Project Overview
Introduction
The Black Hole Simulation project aims to visualize the visual distortion caused by extreme gravity, a phenomenon known as gravitational lensing. By solving the geodesic equations for light rays passing near a black hole, we can generate physically accurate images of what a black hole might look like to an observer.
Goals
- Ray-tracing: Implement ray tracing to simulate gravitational lensing mechanics.
- Accretion Disk: Simulate a glowing disk of matter orbiting the black hole.
- Spacetime Curvature: Provide a visual representation of how mass curves spacetime using a distorted grid.
- Real-time Performance: Optimize calculations to run at interactive frame rates (60FPS+).
Technical Approach
The simulation is built using C++ and OpenGL. It employs a hybrid approach:
- CPU: Handles the main simulation loop, window management, and basic physics for non-relativistic interactions.
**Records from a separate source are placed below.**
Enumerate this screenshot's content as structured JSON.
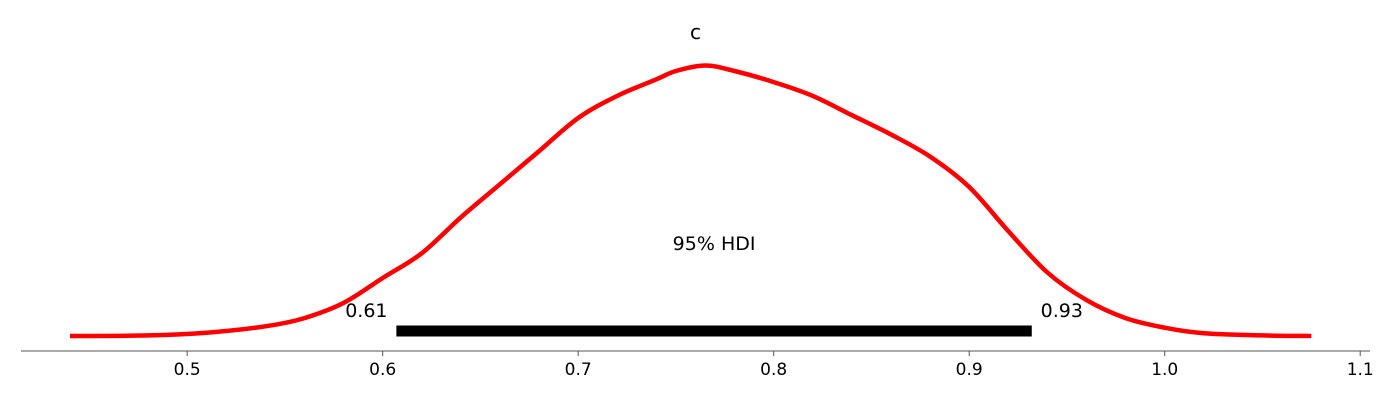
{
  "chart_data": {
    "type": "line",
    "title": "c",
    "xlabel": "",
    "ylabel": "",
    "xlim": [
      0.415,
      1.105
    ],
    "ylim": [
      0,
      1
    ],
    "grid": false,
    "x_ticks": [
      0.5,
      0.6,
      0.7,
      0.8,
      0.9,
      1.0,
      1.1
    ],
    "x_tick_labels": [
      "0.5",
      "0.6",
      "0.7",
      "0.8",
      "0.9",
      "1.0",
      "1.1"
    ],
    "line_color": "#ff0000",
    "series": [
      {
        "x": [
          0.44,
          0.48,
          0.51,
          0.54,
          0.56,
          0.58,
          0.6,
          0.62,
          0.64,
          0.66,
          0.68,
          0.7,
          0.72,
          0.74,
          0.75,
          0.765,
          0.78,
          0.8,
          0.82,
          0.84,
          0.86,
          0.88,
          0.9,
          0.92,
          0.94,
          0.96,
          0.98,
          1.0,
          1.02,
          1.05,
          1.075
        ],
        "y": [
          0.0,
          0.002,
          0.012,
          0.035,
          0.065,
          0.12,
          0.21,
          0.3,
          0.43,
          0.55,
          0.67,
          0.79,
          0.87,
          0.93,
          0.96,
          0.98,
          0.96,
          0.92,
          0.87,
          0.8,
          0.73,
          0.65,
          0.54,
          0.38,
          0.23,
          0.13,
          0.065,
          0.03,
          0.01,
          0.002,
          0.0
        ]
      }
    ],
    "hdi": {
      "label": "95% HDI",
      "lower": 0.607,
      "upper": 0.932,
      "lower_label": "0.61",
      "upper_label": "0.93",
      "color": "#000000"
    }
  }
}
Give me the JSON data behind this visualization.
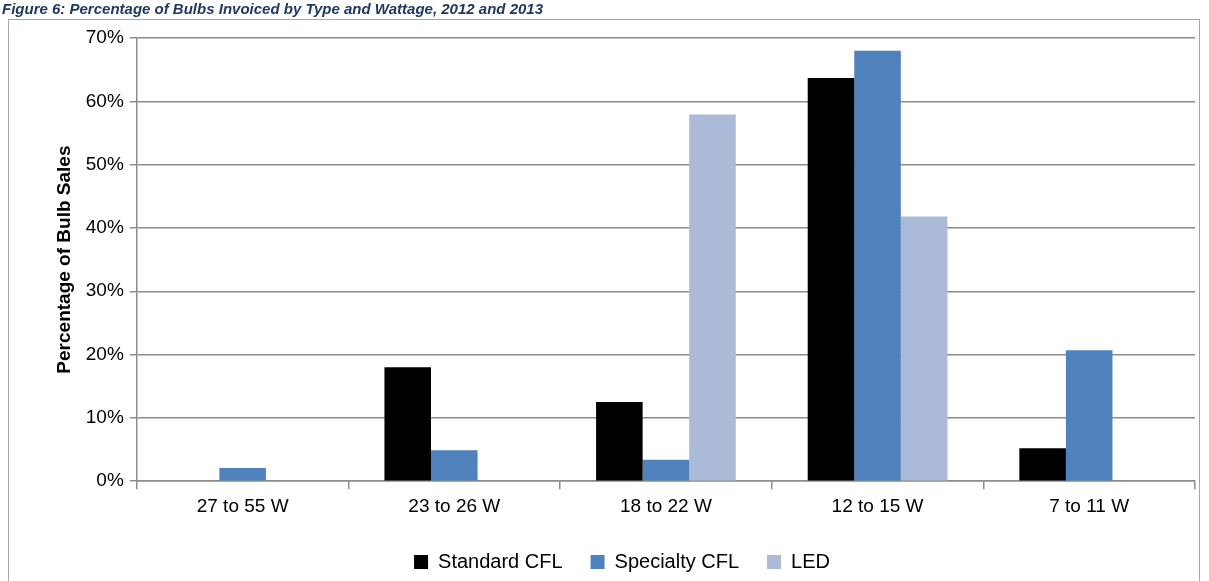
{
  "chart_data": {
    "type": "bar",
    "title": "Figure 6: Percentage of Bulbs Invoiced by Type and Wattage, 2012 and 2013",
    "ylabel": "Percentage of Bulb Sales",
    "categories": [
      "27 to 55 W",
      "23 to 26 W",
      "18 to 22 W",
      "12 to 15 W",
      "7 to 11 W"
    ],
    "series": [
      {
        "name": "Standard CFL",
        "color": "#000000",
        "values": [
          null,
          18,
          12.5,
          63.7,
          5.2
        ]
      },
      {
        "name": "Specialty CFL",
        "color": "#4f81bd",
        "values": [
          2.1,
          4.9,
          3.4,
          68,
          20.7
        ]
      },
      {
        "name": "LED",
        "color": "#aabad7",
        "values": [
          null,
          null,
          57.9,
          41.8,
          null
        ]
      }
    ],
    "ylim": [
      0,
      70
    ],
    "yticks": [
      {
        "value": 0,
        "label": "0%"
      },
      {
        "value": 10,
        "label": "10%"
      },
      {
        "value": 20,
        "label": "20%"
      },
      {
        "value": 30,
        "label": "30%"
      },
      {
        "value": 40,
        "label": "40%"
      },
      {
        "value": 50,
        "label": "50%"
      },
      {
        "value": 60,
        "label": "60%"
      },
      {
        "value": 70,
        "label": "70%"
      }
    ],
    "grid": "y",
    "legend": "bottom"
  }
}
- GPU (Compute Shaders): performs the heavy lifting of ray marching through curved spacetime. We use Runge-Kutta 4 (RK4) integration to solve the geodesic equations for each pixel in parallel.
Simulating Sagittarius A*
The default configuration simulates Sagittarius A*, the supermassive black hole at the center of the Milky Way galaxy.
- Mass: $\approx 8.54 \times 10^{36}$ kg (approx 4 million solar masses).
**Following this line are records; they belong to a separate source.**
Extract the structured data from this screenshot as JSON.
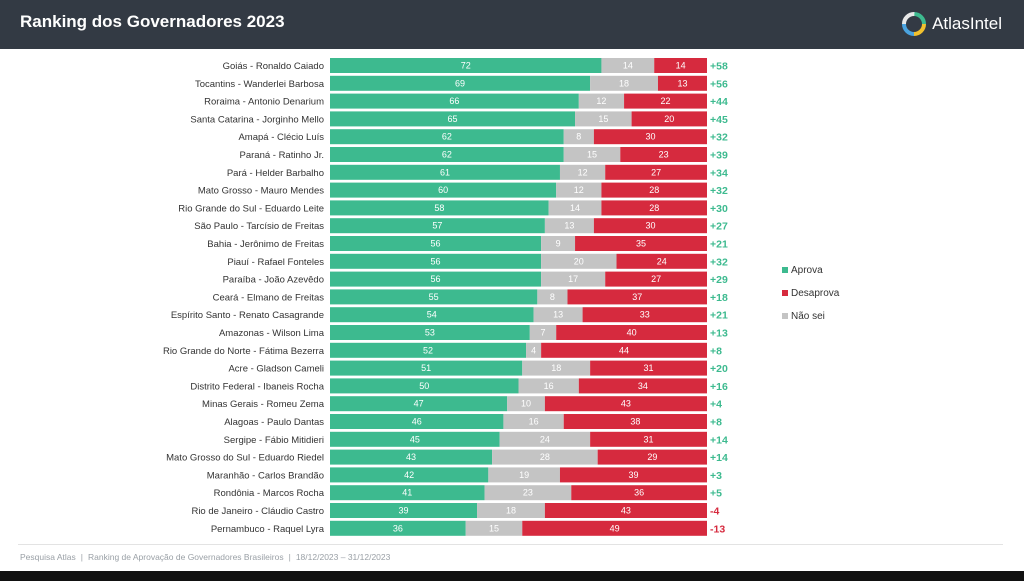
{
  "header": {
    "title": "Ranking dos Governadores 2023",
    "brand": "AtlasIntel",
    "logo_icon": "atlasintel-logo-icon"
  },
  "footer": {
    "source": "Pesquisa Atlas",
    "description": "Ranking de Aprovação de Governadores Brasileiros",
    "period": "18/12/2023 – 31/12/2023"
  },
  "colors": {
    "header_bg": "#333a44",
    "aprova": "#3dba8f",
    "nao_sei": "#c4c4c4",
    "desaprova": "#d62a3e",
    "positive_net": "#3dba8f",
    "negative_net": "#d62a3e"
  },
  "chart_data": {
    "type": "bar",
    "orientation": "horizontal",
    "stacked": true,
    "legend_position": "right",
    "grid": false,
    "xlim": [
      0,
      100
    ],
    "categories": [
      "Goiás - Ronaldo Caiado",
      "Tocantins - Wanderlei Barbosa",
      "Roraima - Antonio Denarium",
      "Santa Catarina - Jorginho Mello",
      "Amapá - Clécio Luís",
      "Paraná - Ratinho Jr.",
      "Pará - Helder Barbalho",
      "Mato Grosso - Mauro Mendes",
      "Rio Grande do Sul - Eduardo Leite",
      "São Paulo - Tarcísio de Freitas",
      "Bahia - Jerônimo de Freitas",
      "Piauí - Rafael Fonteles",
      "Paraíba - João Azevêdo",
      "Ceará - Elmano de Freitas",
      "Espírito Santo - Renato Casagrande",
      "Amazonas - Wilson Lima",
      "Rio Grande do Norte - Fátima Bezerra",
      "Acre - Gladson Cameli",
      "Distrito Federal - Ibaneis Rocha",
      "Minas Gerais - Romeu Zema",
      "Alagoas - Paulo Dantas",
      "Sergipe - Fábio Mitidieri",
      "Mato Grosso do Sul - Eduardo Riedel",
      "Maranhão - Carlos Brandão",
      "Rondônia - Marcos Rocha",
      "Rio de Janeiro - Cláudio Castro",
      "Pernambuco - Raquel Lyra"
    ],
    "series": [
      {
        "name": "Aprova",
        "color": "#3dba8f",
        "values": [
          72,
          69,
          66,
          65,
          62,
          62,
          61,
          60,
          58,
          57,
          56,
          56,
          56,
          55,
          54,
          53,
          52,
          51,
          50,
          47,
          46,
          45,
          43,
          42,
          41,
          39,
          36
        ]
      },
      {
        "name": "Não sei",
        "color": "#c4c4c4",
        "values": [
          14,
          18,
          12,
          15,
          8,
          15,
          12,
          12,
          14,
          13,
          9,
          20,
          17,
          8,
          13,
          7,
          4,
          18,
          16,
          10,
          16,
          24,
          28,
          19,
          23,
          18,
          15
        ]
      },
      {
        "name": "Desaprova",
        "color": "#d62a3e",
        "values": [
          14,
          13,
          22,
          20,
          30,
          23,
          27,
          28,
          28,
          30,
          35,
          24,
          27,
          37,
          33,
          40,
          44,
          31,
          34,
          43,
          38,
          31,
          29,
          39,
          36,
          43,
          49
        ]
      }
    ],
    "net_labels": [
      "+58",
      "+56",
      "+44",
      "+45",
      "+32",
      "+39",
      "+34",
      "+32",
      "+30",
      "+27",
      "+21",
      "+32",
      "+29",
      "+18",
      "+21",
      "+13",
      "+8",
      "+20",
      "+16",
      "+4",
      "+8",
      "+14",
      "+14",
      "+3",
      "+5",
      "-4",
      "-13"
    ],
    "legend": [
      {
        "label": "Aprova",
        "color": "#3dba8f"
      },
      {
        "label": "Desaprova",
        "color": "#d62a3e"
      },
      {
        "label": "Não sei",
        "color": "#c4c4c4"
      }
    ]
  }
}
- Schwarzschild Radius ($r_s$): The event horizon radius, calculated as $r_s = \frac{2GM}{c^2}$.
Visualizations
2D Lensing (CPU)
A simpler 2D implementation (2D_lensing.cpp) demonstrates the path of individual light rays as they are deflected by the black hole’s gravity.
3D Simulation (GPU)
The full 3D simulation (black_hole.cpp + geodesic.comp) renders a complete scene with:
- A background starfield (or full-screen quad).
- An accretion disk with relativistic Doppler beaming effects (approximated).
- Gravitational redshift/blueshift (visualized via color intensity).